L’étude des traces d’usage, à l’instar de celles développées sur le silex et les matières dures animales, est étroitement dépendante de la réalisation de séries expérimentales. S’il a toujours été de bon ton de fabriquer des lames de hache ou de réaffûter des pièces archéologiques pour abattre des arbres, peu d’études fonctionnelles ont été menées de manière statistiquement valable à partir de séries expérimentales. A cet égard, H. Müller, fondateur de la Préhistoire et de l’Ethnologie alpines, doit être salué comme un précurseur pour ses études d’abattage (en faible nombre, il est vrai) minutieusement relatées (Müller 1903). Les expérimentations d’abattages réalisées au Danemark dans les années 1950 par S. Jørgensen s’inscrivait dans cette logique des grandes séries mais étaient déconnectées de toute prise en compte du fonctionnement réel des outils (cité in Monnier, Pétrequin et alii 1991, p. 29). De même, des expérimentations comparées entre haches à lame de pierre, de bronze et de fer ont été menées dans un but purement technique de calculs de rentabilité (Mathieu et Meyer 1997). Citons aussi les expérimentations ponctuelles anglaises (Harding et Young 1979 ; Coles 1979). A contrario, l’expérimentation menée par Daniel Helmer et Jean Courtin sur le site de Fontbrégoua à partir de traces de découpe d’animaux montre tout l’intérêt d’une expérimentation qui permet de tester, au niveau technique, les interprétations élaborées à partir d’observations archéologiques (Helmer et Courtin 1991). Une démarche comparable a guidé les expériences d’abattage conduites à Chalain lors de la reconstitution d’une maison (Monnier, Pétrequin et alii 1991). En pendant à l’expérimentation, la tracéologie a été initiée sur les roches dures par S.A. Semenov (1964, p. 126-134), mais a connu peu de développements appliqués aux lames de hache. Pour les roches alpines, citons les études ponctuelles menées sur le site de Charavines (Vaughan et Bocquet 1987), en Piémont (Aimar, Malerba et alii 1996) ainsi que les observations réalisées par M. Ricq-de Bouard et C. Buret sur les traces d’emmanchement (Ricq-de Bouard et Buret 1987).

Un second biais pour la compréhension des usages des haches est fourni par l’étude indirecte des traces laissées par celles-ci sur les bois travaillés, qui révèlent les modes d’abattage et de façonnage. Une telle approche n’a pu se développer que sur les sites où les bois sont conservés, et nous retrouvons l’apport des études suisses, depuis les premières fouilles d’après-guerre (Guyan 1954 ; Müller-Beck 1965 ; Schweingruber 1975 ; Stotzer, Schweingruber et Sebek 1976). De semblables études ont également concerné la Grande-Bretagne (Coles, Heal et Orme 1978) et plus récemment les sites du lac de Chalain (Monnier, Pétrequin et alii 1991; Choulot, Ernst et alii 1997).

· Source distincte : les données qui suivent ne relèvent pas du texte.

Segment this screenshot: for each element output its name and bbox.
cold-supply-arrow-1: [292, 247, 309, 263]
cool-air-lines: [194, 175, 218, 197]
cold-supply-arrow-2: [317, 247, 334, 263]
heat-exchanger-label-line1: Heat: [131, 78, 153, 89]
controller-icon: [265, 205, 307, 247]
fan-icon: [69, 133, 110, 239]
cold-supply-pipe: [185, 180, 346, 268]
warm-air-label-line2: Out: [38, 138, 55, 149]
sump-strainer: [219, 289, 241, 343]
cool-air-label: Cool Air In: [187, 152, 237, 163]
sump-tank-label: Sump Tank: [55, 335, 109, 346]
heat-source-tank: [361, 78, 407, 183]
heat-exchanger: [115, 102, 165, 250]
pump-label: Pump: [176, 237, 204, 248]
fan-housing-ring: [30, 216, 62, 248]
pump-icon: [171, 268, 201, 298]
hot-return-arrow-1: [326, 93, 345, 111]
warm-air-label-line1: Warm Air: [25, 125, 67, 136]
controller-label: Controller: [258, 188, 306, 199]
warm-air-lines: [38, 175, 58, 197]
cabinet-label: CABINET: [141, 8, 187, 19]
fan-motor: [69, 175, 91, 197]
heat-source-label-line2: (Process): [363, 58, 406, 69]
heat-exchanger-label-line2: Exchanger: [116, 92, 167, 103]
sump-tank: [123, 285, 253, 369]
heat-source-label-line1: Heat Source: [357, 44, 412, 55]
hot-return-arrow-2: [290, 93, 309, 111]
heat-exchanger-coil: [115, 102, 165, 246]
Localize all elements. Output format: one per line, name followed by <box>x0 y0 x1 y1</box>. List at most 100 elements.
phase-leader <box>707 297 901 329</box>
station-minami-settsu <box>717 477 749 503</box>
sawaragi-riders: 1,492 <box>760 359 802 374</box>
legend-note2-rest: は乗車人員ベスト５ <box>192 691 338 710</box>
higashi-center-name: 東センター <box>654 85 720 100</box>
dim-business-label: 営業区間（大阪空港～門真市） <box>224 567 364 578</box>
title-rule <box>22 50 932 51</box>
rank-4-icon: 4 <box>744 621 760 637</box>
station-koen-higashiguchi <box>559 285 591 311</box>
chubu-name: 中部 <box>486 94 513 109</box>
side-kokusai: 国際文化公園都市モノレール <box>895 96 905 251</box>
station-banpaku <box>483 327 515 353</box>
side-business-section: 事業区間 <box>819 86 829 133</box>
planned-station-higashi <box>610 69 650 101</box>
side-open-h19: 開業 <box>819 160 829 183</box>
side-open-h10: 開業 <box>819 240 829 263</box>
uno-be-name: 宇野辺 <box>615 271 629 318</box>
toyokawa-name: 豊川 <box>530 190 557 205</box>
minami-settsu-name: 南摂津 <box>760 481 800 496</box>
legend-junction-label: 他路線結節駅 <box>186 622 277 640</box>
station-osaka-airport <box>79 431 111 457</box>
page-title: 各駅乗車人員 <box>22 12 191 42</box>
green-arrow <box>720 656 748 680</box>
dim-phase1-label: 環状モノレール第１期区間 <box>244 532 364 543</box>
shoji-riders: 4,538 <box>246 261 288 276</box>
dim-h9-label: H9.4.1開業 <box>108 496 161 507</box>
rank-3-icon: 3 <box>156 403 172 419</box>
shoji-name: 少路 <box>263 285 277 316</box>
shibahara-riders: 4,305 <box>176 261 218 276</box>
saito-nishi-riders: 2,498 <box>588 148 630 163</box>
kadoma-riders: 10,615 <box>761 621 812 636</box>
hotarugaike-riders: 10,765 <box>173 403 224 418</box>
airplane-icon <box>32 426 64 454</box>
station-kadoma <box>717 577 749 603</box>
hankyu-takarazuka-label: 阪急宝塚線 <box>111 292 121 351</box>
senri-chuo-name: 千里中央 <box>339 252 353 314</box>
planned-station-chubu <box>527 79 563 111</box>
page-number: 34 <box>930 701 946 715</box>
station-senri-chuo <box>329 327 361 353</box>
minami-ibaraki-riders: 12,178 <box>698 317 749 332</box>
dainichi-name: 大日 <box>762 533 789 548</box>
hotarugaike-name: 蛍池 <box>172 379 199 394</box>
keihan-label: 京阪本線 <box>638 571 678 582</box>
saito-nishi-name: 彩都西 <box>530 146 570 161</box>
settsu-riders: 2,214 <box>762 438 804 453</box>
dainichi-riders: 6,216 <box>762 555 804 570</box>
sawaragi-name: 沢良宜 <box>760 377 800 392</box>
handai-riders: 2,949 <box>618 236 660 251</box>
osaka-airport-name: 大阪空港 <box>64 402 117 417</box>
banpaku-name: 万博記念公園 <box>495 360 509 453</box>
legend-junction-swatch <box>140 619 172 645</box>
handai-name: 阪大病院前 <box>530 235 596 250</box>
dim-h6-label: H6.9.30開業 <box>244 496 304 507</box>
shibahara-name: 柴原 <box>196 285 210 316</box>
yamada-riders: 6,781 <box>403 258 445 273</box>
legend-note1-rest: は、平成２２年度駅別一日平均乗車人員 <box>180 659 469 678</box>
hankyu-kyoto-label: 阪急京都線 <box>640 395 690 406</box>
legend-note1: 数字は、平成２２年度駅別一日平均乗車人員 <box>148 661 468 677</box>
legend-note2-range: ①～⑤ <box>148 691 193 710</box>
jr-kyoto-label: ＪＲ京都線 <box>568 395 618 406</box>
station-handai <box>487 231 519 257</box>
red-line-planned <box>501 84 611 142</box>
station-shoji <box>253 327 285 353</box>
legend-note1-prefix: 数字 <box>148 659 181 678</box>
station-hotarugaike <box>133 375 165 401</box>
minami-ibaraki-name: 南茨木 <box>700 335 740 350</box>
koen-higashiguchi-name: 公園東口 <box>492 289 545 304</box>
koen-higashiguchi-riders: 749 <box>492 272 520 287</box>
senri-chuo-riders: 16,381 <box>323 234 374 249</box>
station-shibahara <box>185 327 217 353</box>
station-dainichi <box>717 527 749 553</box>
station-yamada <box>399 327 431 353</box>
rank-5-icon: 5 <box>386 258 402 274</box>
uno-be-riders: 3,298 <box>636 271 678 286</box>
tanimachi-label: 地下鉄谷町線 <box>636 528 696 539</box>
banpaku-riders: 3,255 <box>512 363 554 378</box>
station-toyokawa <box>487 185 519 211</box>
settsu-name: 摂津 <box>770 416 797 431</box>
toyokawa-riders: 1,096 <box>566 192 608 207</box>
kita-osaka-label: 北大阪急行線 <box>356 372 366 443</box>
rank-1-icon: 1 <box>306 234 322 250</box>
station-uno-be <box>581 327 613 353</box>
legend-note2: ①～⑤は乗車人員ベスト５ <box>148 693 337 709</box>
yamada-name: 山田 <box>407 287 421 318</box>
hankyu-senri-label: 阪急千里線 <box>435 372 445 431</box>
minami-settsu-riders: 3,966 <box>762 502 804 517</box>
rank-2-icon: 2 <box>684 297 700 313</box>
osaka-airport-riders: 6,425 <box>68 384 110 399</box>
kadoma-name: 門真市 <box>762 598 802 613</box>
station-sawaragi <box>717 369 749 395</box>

Ces dernières dépassent le cadre du fonctionnement des outils pour aborder le domaine des fonctions. Celles-ci ont bien été mises en évidence par les études de cas ethnologiques, en particulier sur l’île de Nouvelle-Guinée. Rappelons les travaux de Maurice Godelier et José Garanger (1973) sur les herminettes, ainsi que les réflexions d’Alfred Métraux sur les fonctions des haches au travers des transformations induites par l’introduction de lames d’acier (Métraux 1959). Dans cette lignée, les études récentes menées par P. Pétrequin en Irian-Jaya renouvellent l’approche possible de ces outils, car les haches y sont considérées dans leur rapport à l’environnement naturel et aux sociétés utilisatrices. Les fonctions techniques des haches sont selon ce point de vue reliées aux fonctions sociales, l’outil étant considéré comme la concrétisation matérielle d’un état des relations entre l’homme et son environnement naturel et social (Pétrequin et Pétrequin 1990, 1993). L’application de ce principe à des séries archéologiques permet d’appréhender le rôle des haches dans la reproduction des sociétés néolithiques (Pétrequin et Jeunesse dir. 1995). Les haches prennent par ce biais une importance dans les processus d’évolution sociale, lesquels sont également abordés par l’étude des modes de circulation des objets.